Le pogrom de la Saint Valentin

Cela fait plus d’une trentaine d’années que je me suis installé à Strasbourg. Il s’agit d’une ville de culture et de vieilles pierres que j’ai appris à découvrir au fil de mes pérégrinations.

Je vais vous conter l’histoire tragique qui se cache derrière la passerelle des juifs près de la place de la République. C’est l’histoire d’un pogrom, celui du 14 février 1349 à Strasbourg, souvent appelé le « massacre de la Saint Valentin ». C’est l’un des épisodes antisémites les plus tragiques de l’époque médiévale en Europe. Ce massacre s’inscrit dans un contexte de violence exacerbée envers les communautés juives. C’est notamment le cas dans le contexte de la peste noire et de la montée d’une rhétorique d’exclusion.

Traversée de la passerelle

Le chroniqueur Fritsche Closener a documenté cet événement. Selon ses récits, le quartier juif de Strasbourg fut cerné le 14 février 1349, à la veille de chabbat, alors que les habitants s’apprêtaient à célébrer le jour sacré. Les juifs furent contraints de traverser une passerelle vers le cimetière de la communauté où un immense bûcher avait été préparé pour eux. Là, plusieurs centaines de personnes furent brûlées vives. Les survivants de ce pogrom étaient souvent des enfants très jeunes, des femmes ou ceux qui avaient accepté de se convertir au christianisme.

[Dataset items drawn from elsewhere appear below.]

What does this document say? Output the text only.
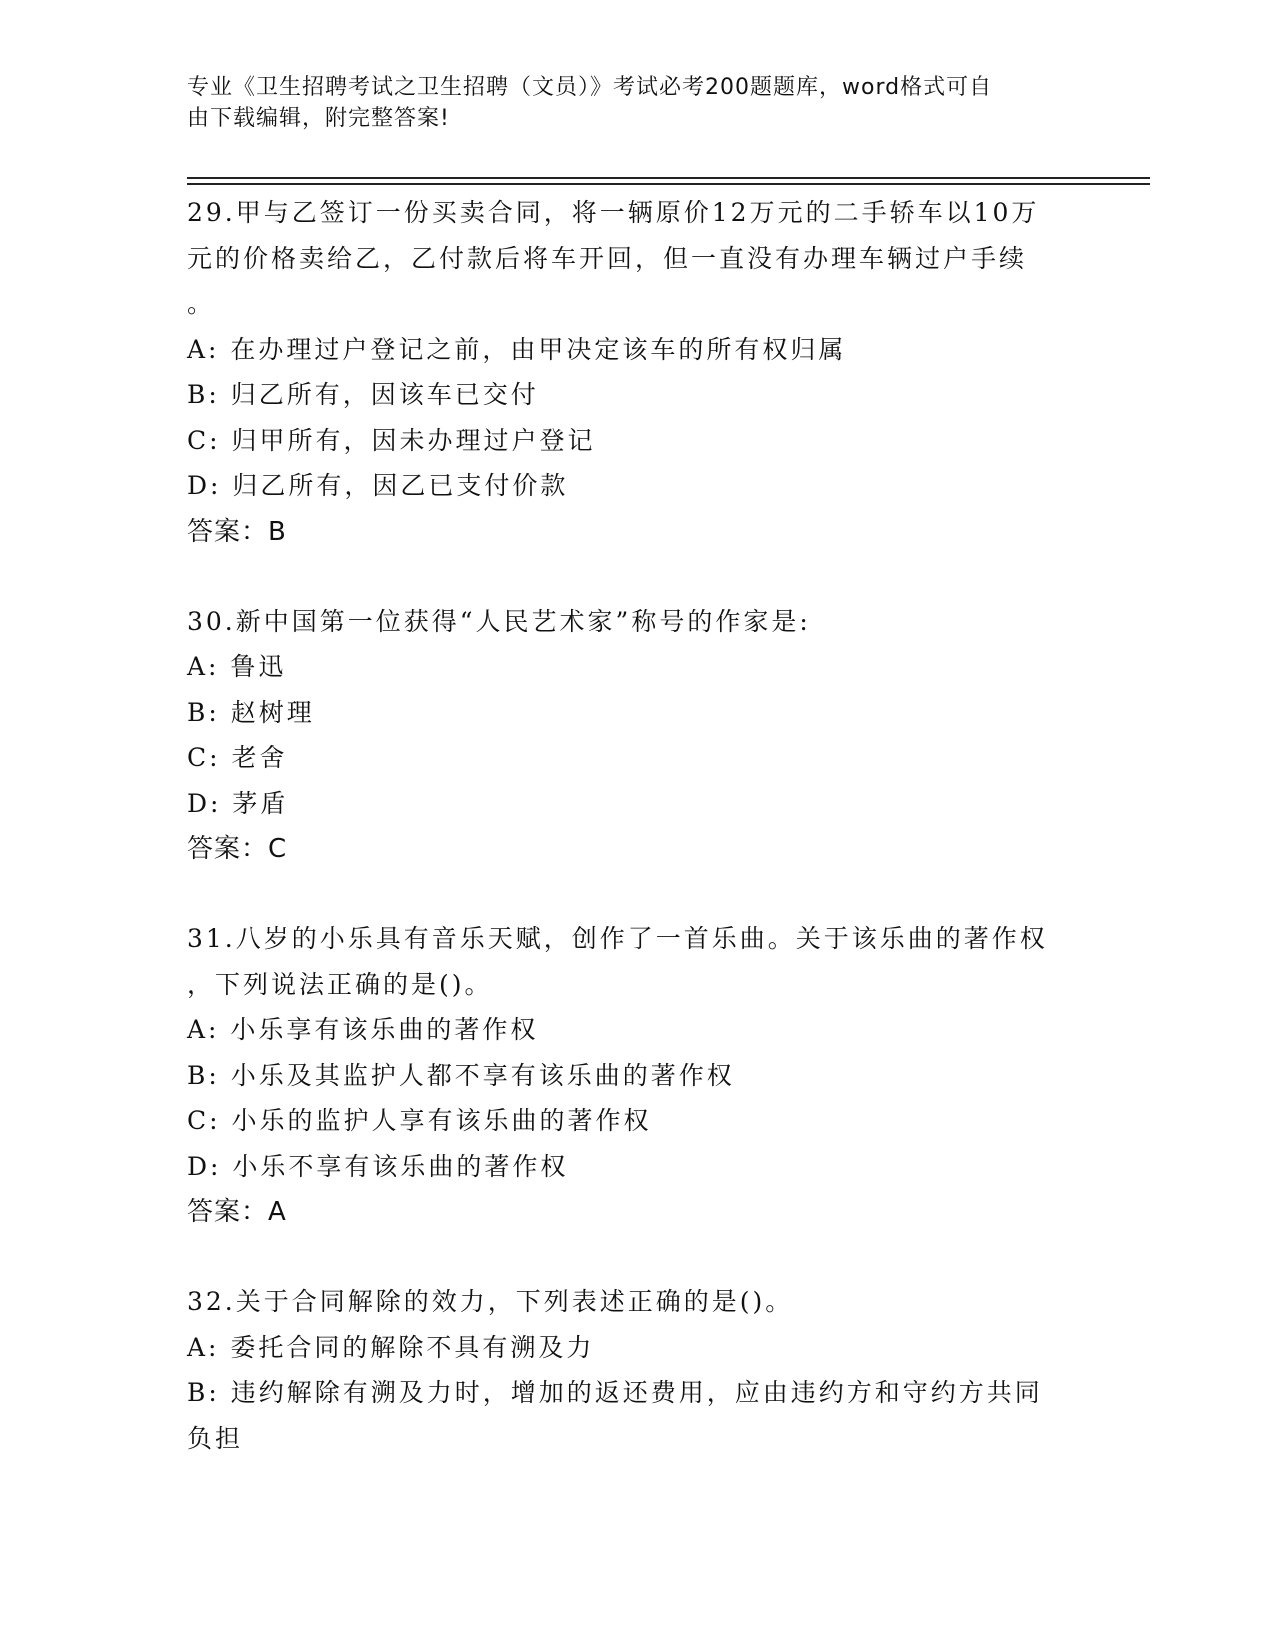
专业《卫生招聘考试之卫生招聘（文员）》考试必考200题题库，word格式可自
由下载编辑，附完整答案!

29.甲与乙签订一份买卖合同，将一辆原价12万元的二手轿车以10万

元的价格卖给乙，乙付款后将车开回，但一直没有办理车辆过户手续

。

A: 在办理过户登记之前，由甲决定该车的所有权归属

B: 归乙所有，因该车已交付

C: 归甲所有，因未办理过户登记

D: 归乙所有，因乙已支付价款

答案：B

30.新中国第一位获得“人民艺术家”称号的作家是:

A: 鲁迅

B: 赵树理

C: 老舍

D: 茅盾

答案：C

31.八岁的小乐具有音乐天赋，创作了一首乐曲。关于该乐曲的著作权

，下列说法正确的是()。

A: 小乐享有该乐曲的著作权

B: 小乐及其监护人都不享有该乐曲的著作权

C: 小乐的监护人享有该乐曲的著作权

D: 小乐不享有该乐曲的著作权

答案：A

32.关于合同解除的效力，下列表述正确的是()。

A: 委托合同的解除不具有溯及力

B: 违约解除有溯及力时，增加的返还费用，应由违约方和守约方共同

负担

Présence juive en Alsace au XIVᵉ siècle

Elle est en grande partie attestée à travers les actes de violence antisémite. Des bandes de «Armelder», dirigées par des chefs autoproclamés comme Arnold von Uissigheim, ont mené des attaques violentes contre environ vingt communautés juives entre 1336 et 1339. Ces attaques étaient souvent justifiées par un désir de vengeance religieuse contre responsables de la mort du Christ. Les Armleder les pendaient et pillaient leurs biens, ce qui conduisit à une déstabilisation sociale et économique dans la région.

Rôle de l’endettement et des rivalités économiques

Au Moyen Âge, les Juifs étaient souvent limités aux métiers d’usuriers en raison de restrictions religieuses et économiques. Les dettes contractées par les nobles et le clergé auprès des prêteurs juifs alimentèrent une jalousie croissante. En réaction, des pouvoirs comme l’empereur Louis IV de Bavière profitèrent de cette haine pour obtenir des fonds. En 1349, il reçut 1 000 livres de Mulhouse en échange de l’autorisation de massacrer les Juifs locaux, malgré son rôle officiel de protecteur .

Accusations d’empoisonnement

La peste noire, qui ravagea l’Europe à partir de 1347, intensifia l’hostilité contre les Juifs. On les accusa d’empoisonner les puits et de propager la maladie dans le but de nuire aux chrétiens. Ces accusations reposaient sur de vieux stéréotypes associant les Juifs à des crimes de déicide, de profanation d’hosties et de complots. Ces fausses accusations étaient à l’origine du pogrom. Et la communauté juive de Strasbourg fut décimée par les représailles violentes qui s’ensuivirent.

L’histoire de la communauté juive de Strasbourg au XIVᵉ siècle, notamment lors du massacre de 1349, témoigne de la vulnérabilité des minorités face aux accusations et aux violences populaires, souvent attisées par des motivations économiques et des superstitions religieuses. Ces événements marquent un sombre épisode de l’histoire de Strasbourg et de l’Alsace. Ils reflètent les tensions sociétales et religieuses de l’époque médiévale.